One of my favorite authors, the late Graham Greene, put it this way. “Writing is a form of therapy; sometimes I wonder how all those who do not write, compose or paint can manage to escape the madness, melancholia, the panic and fear which is inherent in a human situation.
Today, our community is facing a horrific pandemic that has turned our world upside down. We are hurting in every imaginable and unimaginable way. And throughout history, those who have helped us the most to cope through crises are the writers – storytellers — artists, singers, painters, sculptors, composers, musicians, videographers, film directors, dancers et al. And I would add many, but not all, in public positions who really understand the importance of music, art, drama, etc.
When my youngest child, Ashley, moved to Baltimore seven years ago, I visited her regularly and each time she would take me to art museums, galleries, music festivals, book fairs, and numerous community events that demonstrated the rich, diverse culture of Baltimore. And when I moved here, I continued to be exposed to an arts community that had deeper roots than many of the arts communities I’ve seen in many other cities in the United States.
Living in Baltimore, I’ve seen and have appreciated the artwork of artists and musicians and writers et al that reflect the diverse culture of the city. And more and more, I’ve seen how artists have tackled the issues of Baltimore and how artists who’ve visited Baltimore and shown their work have inspired Baltimore’s artists. I think of Mark Bradford, the LA-based artist whose “Tomorrow is Another Day” exhibit last year at the Baltimore Museum of Art tackles tough subjects.

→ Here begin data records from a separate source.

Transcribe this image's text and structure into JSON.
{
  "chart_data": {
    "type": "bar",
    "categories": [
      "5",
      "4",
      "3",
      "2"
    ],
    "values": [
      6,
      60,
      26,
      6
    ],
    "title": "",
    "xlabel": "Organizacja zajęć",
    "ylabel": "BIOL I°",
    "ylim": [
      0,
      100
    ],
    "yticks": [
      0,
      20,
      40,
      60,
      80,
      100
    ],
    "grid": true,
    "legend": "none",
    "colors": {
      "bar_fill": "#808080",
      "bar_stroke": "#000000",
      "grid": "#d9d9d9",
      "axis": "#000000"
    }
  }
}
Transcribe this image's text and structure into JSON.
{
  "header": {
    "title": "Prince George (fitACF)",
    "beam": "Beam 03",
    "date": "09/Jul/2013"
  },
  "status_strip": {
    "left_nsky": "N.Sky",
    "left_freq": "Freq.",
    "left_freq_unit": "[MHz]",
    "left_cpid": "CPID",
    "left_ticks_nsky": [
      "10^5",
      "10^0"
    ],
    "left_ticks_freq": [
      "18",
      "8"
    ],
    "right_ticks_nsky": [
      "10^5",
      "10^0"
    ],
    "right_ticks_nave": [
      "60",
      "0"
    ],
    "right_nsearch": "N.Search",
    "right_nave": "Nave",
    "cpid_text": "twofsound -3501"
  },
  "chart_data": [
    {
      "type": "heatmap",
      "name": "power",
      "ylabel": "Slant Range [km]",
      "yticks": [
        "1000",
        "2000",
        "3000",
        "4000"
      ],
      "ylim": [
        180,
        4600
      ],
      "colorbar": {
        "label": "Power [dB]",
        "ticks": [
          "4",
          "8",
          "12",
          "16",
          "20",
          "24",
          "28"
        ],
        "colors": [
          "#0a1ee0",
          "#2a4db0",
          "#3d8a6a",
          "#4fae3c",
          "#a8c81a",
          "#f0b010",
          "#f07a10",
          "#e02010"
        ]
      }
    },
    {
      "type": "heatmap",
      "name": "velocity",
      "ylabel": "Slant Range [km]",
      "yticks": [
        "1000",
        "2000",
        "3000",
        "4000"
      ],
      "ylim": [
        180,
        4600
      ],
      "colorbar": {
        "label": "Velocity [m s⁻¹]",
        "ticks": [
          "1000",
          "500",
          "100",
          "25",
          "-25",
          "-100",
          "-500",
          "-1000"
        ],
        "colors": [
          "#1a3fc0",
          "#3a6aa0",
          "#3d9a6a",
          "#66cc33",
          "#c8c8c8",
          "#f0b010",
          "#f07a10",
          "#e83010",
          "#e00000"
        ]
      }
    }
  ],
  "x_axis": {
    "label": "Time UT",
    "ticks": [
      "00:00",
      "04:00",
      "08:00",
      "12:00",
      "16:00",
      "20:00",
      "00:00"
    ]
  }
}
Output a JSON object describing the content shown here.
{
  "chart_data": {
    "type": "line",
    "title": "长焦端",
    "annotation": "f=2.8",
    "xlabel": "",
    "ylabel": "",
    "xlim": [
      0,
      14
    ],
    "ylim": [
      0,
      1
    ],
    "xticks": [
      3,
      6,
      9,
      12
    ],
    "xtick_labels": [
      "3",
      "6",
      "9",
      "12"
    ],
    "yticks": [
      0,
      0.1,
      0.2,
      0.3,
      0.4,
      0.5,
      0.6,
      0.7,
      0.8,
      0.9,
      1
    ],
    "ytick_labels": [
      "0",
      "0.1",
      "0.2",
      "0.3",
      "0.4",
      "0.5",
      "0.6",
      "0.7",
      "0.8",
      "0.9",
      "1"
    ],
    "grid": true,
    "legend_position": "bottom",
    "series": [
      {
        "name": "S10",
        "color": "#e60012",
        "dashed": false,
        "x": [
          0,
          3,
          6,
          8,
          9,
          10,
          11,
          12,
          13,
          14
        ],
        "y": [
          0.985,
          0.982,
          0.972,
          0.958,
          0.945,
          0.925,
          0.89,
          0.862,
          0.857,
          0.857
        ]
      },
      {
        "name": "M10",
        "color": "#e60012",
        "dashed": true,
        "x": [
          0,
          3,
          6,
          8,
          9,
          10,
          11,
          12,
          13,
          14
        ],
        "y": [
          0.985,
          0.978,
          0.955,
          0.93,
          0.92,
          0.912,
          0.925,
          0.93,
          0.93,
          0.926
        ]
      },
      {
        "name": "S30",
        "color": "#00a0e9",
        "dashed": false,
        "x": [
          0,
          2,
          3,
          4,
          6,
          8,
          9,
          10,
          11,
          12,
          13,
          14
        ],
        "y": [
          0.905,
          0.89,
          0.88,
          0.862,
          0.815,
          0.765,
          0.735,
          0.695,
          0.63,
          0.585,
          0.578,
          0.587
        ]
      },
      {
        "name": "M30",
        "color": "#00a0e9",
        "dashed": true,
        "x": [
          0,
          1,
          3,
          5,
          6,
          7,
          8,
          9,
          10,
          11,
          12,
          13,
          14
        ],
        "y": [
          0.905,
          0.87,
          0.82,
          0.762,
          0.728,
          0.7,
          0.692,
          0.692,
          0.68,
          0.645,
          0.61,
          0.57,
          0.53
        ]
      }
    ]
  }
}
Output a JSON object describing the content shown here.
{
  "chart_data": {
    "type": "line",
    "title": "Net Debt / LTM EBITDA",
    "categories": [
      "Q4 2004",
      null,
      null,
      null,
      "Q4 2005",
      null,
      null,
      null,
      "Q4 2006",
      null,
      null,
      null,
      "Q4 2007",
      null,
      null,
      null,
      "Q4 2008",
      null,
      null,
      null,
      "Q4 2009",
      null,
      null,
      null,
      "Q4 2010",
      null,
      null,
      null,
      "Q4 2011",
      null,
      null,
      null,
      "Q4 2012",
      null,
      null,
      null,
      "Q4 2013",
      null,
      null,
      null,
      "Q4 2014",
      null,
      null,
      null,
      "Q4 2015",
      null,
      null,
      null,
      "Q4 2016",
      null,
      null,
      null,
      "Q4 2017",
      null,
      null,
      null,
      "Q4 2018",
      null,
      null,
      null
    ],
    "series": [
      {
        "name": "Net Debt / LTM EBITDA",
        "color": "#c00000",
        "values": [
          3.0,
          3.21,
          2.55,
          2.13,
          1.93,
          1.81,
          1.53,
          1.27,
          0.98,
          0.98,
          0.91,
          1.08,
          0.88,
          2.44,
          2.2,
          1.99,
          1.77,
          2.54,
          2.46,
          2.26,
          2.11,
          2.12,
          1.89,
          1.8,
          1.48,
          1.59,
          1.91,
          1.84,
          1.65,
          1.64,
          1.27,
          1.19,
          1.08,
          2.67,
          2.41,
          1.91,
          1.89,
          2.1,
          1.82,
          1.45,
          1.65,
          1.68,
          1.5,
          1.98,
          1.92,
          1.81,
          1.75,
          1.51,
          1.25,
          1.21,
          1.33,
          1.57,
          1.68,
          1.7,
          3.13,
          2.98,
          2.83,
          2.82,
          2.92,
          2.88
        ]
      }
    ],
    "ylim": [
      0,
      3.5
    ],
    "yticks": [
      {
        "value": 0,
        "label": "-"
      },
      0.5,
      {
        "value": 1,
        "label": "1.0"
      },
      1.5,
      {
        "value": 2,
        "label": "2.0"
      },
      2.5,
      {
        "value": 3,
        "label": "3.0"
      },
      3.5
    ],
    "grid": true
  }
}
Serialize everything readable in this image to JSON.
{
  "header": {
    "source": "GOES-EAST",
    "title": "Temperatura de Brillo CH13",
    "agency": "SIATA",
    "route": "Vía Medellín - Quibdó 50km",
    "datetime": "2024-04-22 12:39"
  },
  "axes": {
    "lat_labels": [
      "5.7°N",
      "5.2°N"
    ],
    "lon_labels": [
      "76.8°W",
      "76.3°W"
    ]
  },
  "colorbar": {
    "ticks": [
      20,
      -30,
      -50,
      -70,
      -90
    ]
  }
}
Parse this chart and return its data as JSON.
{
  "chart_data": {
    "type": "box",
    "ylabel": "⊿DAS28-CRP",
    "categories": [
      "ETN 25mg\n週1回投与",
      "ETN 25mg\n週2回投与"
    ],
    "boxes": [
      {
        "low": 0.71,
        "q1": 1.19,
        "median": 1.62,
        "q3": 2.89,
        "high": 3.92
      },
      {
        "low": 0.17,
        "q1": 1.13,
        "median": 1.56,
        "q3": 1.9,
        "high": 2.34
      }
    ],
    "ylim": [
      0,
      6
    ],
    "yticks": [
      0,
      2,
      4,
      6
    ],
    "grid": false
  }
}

If elected, I will push hard and use every opportunity afforded me through the bully pulpit to support the arts in every form from the grassroots level – schools, communities, diverse organizations – the museum level. As a community, we need to engage and support the thousands who are involved in the arts as well as the Baltimore community at large. We can’t get through this tough period if we don’t support the vibrant arts community that gives Baltimore its signature strength – resilience.